Now that all this heavy discussion is over, I’d like to say that this February marks Rainbow Dust’s first birthday!  And with that, I’d like to create an initiative to update this site more.  I was pretty good about it when it first started, but let me just tell you bluntly: I’m a college student, and the stress that accompanies that began to take its toll on the site.  Now, I’m trying to balance all these things while still providing you with quality content!  (However, it might take a bit longer for updates to rainbow FICTION, because I’m trying to branch out in the writing world and currently have some commitments with FiMFiction, the My Little Pony fanfiction website.  (My account on there is Quillamore, so if you’re interested, check it out.)

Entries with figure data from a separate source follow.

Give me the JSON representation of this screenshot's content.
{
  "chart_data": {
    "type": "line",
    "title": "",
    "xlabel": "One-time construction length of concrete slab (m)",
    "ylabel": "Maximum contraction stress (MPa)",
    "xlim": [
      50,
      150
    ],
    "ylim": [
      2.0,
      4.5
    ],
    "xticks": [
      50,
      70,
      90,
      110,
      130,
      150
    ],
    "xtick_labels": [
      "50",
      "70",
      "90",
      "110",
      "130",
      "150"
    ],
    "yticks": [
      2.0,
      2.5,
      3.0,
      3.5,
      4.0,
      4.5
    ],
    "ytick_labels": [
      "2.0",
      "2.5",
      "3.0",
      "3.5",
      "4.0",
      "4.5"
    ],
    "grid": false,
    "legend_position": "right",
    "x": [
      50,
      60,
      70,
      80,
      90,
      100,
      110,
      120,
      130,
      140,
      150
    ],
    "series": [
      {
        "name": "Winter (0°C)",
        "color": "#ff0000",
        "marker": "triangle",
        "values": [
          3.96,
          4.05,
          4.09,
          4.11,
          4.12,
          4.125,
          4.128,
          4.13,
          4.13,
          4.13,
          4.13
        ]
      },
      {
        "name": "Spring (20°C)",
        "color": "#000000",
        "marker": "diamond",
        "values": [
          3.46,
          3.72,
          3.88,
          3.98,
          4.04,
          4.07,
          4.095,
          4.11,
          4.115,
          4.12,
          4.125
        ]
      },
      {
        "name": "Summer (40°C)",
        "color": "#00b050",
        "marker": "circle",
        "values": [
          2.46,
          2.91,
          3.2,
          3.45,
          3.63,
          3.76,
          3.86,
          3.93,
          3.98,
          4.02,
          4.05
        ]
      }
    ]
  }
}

As a way of thanking you for all the time you’ve spent on this website in this past year, I’d like you to help me pick what the next article will cover.  I have various ideas about concepts to address, and you can comment on which one you’d most like to read.

1.) The Enchantix Theory: Compared to some of my previous material, this one is pretty heavy and actually tries to apply philosophy to Winx.  Basically, there are various theories of how self-sacrifice works, and in this article, I’ll be explaining them and using them to rank which character’s Enchantix was gained with the “purest” methods in mind.

2.) Suspension of Believix: A companion to To Believix or Not to Believix in which we look at how Nick continues to use Believix in promotional materials even two seasons after the fact.  This is one of the more controversial issues with Winx right now.

3.) Title TBA: A look at how S5 and S6 have their connections in manga and anime.  It has a particular focus on linking S6 to the magical manga/anime Fushigi Yuugi and its similar concepts of magical books and childhood friend betrayal.